Le cercle de grande réserve 1965

Yves Gaucher, Le cercle de grande réserve, 1965

Yves Gaucher, Le cercle de grande réserve, 1965 
Acrylic on canvas, 215.9 x 215.9 cm
Art Gallery of Ontario, Toronto, © Estate of Yves Gaucher / SODRAC (2015)

Le cercle de grande réserve is from Gaucher’s kinetically rhythmic diamond-shaped Square Dances (Danses carrées) series of 1965, his first important paintings to emerge from the In Homage to Webern prints. The Square Dances paintings are square canvases turned 45 degrees, their colour fields energized by redeploying the vocabulary of “signals” he had invented for the Webern prints; here they usually appear as thin bars and small squares, distributed in regular patterns across the plane of the canvas. The colours themselves have been subtly adjusted to produce effects of rapid afterimage or other colour interactions. The compositions may be symmetrical—on either one or both axes—but the kinetic colour activity sets the signals in rhythmic rapid motion as if they were echoing the steps and movements of the square dances that they are named after.

 

Art Canada Institute, pages from Interaction of Color by Josef Albers (1963)
Pages from Interaction of Color by Josef Albers (1963).
Art Canada Institute, Gaucher holding a paint roller c. 1968–69
Gaucher holding a paint roller in his studio on Saint-Paul Street East, Montreal, c. 1968–69.

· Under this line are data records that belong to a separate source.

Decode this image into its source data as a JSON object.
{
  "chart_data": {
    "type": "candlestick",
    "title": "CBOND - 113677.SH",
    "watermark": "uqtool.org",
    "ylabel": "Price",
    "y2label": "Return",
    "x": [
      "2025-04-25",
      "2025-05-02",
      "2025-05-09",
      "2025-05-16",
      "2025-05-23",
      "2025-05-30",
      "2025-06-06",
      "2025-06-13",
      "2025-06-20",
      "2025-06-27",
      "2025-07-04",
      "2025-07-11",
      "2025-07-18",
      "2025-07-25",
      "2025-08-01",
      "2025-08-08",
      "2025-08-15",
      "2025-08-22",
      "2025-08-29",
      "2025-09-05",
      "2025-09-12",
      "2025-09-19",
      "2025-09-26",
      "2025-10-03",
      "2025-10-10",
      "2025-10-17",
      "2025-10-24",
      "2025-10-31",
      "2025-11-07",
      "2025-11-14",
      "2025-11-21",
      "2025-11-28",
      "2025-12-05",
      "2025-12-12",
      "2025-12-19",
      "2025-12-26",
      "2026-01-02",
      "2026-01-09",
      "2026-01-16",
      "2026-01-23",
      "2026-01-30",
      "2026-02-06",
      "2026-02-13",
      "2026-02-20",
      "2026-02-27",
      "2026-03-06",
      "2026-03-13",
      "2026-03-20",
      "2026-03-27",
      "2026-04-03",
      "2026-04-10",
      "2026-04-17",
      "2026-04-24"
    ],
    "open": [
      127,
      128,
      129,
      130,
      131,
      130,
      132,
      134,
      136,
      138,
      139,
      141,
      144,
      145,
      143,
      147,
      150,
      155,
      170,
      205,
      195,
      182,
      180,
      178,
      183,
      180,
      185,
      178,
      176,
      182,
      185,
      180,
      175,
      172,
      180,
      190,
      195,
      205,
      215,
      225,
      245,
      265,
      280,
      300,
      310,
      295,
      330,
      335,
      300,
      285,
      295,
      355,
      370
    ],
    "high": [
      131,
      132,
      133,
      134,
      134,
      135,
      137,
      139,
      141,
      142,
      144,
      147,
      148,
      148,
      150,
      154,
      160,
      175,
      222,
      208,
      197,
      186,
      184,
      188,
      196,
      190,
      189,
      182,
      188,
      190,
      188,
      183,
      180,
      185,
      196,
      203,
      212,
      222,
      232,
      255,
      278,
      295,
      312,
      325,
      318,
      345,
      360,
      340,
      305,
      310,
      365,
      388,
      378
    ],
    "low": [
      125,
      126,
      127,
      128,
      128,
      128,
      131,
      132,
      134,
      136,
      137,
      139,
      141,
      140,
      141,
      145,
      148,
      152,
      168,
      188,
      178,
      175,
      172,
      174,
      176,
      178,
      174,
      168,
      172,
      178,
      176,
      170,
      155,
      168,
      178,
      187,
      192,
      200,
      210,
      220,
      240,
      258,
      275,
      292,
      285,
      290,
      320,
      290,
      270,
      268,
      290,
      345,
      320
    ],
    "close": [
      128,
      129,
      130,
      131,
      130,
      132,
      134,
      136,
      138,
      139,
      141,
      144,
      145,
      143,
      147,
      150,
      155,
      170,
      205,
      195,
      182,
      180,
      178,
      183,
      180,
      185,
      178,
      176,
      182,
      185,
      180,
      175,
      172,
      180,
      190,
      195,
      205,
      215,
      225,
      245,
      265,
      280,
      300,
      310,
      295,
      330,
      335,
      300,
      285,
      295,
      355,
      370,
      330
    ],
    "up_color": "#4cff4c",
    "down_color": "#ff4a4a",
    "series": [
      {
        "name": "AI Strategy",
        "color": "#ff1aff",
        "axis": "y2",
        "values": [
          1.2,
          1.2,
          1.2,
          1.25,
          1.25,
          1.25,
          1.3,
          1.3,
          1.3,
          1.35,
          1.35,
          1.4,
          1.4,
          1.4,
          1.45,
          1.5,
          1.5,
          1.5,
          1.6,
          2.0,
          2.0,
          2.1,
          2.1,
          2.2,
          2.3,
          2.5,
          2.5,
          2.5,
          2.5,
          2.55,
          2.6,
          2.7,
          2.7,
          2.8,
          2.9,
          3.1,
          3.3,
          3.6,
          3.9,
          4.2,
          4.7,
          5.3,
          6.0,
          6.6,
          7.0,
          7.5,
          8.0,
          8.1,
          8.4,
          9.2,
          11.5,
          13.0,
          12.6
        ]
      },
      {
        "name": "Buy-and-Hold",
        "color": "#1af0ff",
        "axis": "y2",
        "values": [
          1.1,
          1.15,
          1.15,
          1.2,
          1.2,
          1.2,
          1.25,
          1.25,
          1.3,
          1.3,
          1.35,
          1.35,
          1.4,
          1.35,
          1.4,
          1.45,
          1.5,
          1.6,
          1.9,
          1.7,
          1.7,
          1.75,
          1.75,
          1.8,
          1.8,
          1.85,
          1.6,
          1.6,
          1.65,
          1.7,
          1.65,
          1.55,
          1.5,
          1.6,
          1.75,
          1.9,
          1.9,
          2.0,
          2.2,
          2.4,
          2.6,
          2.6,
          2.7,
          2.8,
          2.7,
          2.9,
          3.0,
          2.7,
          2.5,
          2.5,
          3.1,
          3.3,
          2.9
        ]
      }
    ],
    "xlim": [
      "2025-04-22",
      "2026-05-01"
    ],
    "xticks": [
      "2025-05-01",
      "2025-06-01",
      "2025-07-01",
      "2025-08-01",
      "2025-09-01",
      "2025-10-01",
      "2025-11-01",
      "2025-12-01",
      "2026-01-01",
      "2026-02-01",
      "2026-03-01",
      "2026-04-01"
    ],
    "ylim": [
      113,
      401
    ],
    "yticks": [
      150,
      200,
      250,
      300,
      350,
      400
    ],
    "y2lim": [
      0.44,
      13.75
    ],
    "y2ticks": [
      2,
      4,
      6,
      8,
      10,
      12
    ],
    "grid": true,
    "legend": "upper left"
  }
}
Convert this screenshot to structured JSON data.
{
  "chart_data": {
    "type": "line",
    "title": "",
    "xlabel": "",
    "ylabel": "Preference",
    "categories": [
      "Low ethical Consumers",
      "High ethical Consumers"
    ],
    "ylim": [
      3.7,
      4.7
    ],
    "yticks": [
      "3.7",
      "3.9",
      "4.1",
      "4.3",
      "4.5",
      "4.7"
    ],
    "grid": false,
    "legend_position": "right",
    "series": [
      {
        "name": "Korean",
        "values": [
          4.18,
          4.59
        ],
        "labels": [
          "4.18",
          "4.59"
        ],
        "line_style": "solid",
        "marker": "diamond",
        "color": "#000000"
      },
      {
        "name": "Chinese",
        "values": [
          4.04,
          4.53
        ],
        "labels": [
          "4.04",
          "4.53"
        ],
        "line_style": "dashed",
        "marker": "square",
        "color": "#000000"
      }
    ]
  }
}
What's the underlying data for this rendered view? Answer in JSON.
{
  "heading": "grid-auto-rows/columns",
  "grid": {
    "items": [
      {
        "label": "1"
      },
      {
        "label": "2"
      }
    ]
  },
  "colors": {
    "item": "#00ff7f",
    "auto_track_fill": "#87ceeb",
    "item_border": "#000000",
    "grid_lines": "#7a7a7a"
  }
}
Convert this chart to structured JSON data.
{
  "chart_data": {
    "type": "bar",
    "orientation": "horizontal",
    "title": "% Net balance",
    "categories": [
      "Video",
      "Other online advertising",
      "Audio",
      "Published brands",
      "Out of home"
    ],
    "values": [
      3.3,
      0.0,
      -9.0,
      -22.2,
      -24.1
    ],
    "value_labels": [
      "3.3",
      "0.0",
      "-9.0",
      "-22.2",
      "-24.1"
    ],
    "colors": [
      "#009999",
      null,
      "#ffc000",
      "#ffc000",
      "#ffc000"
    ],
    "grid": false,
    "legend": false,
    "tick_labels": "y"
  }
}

In 1963 Gaucher had read Interaction of Color by Josef Albers (1888–1976), as part of a systematic study of colour theory that also included the writings of the chemist Michel-Eugène Chevreul (1786–1889) and the artists Wassily Kandinsky (1866–1944) and Auguste Herbin (1882–1960). When he resumed painting in 1964 it was also with an enlarged perspective on the newest contemporary painting that he was encountering during regular visits to New York.

 

Gaucher had obviously looked closely at the Boogie Woogie paintings of Piet Mondrian (1872–1944), drawn to their visual pulsations and dance-like tempos, but he adopted an often idiosyncratic colour palette that paid no allegiance to the Neo-Plasticist primaries. Like his fellow Montrealers Guido Molinari (1933–2004) and Claude Tousignant (b. 1932), Gaucher applied his paint with a roller, using masking tape to keep the edges straight and crisp. Optical effects necessitated hard edges, impersonal surfaces, and a certain order of symmetry. The Square Dances were the closest that Gaucher came to making optical art, and on their basis he participated, during the mid-1960s, in a number of Op art exhibitions across the United States.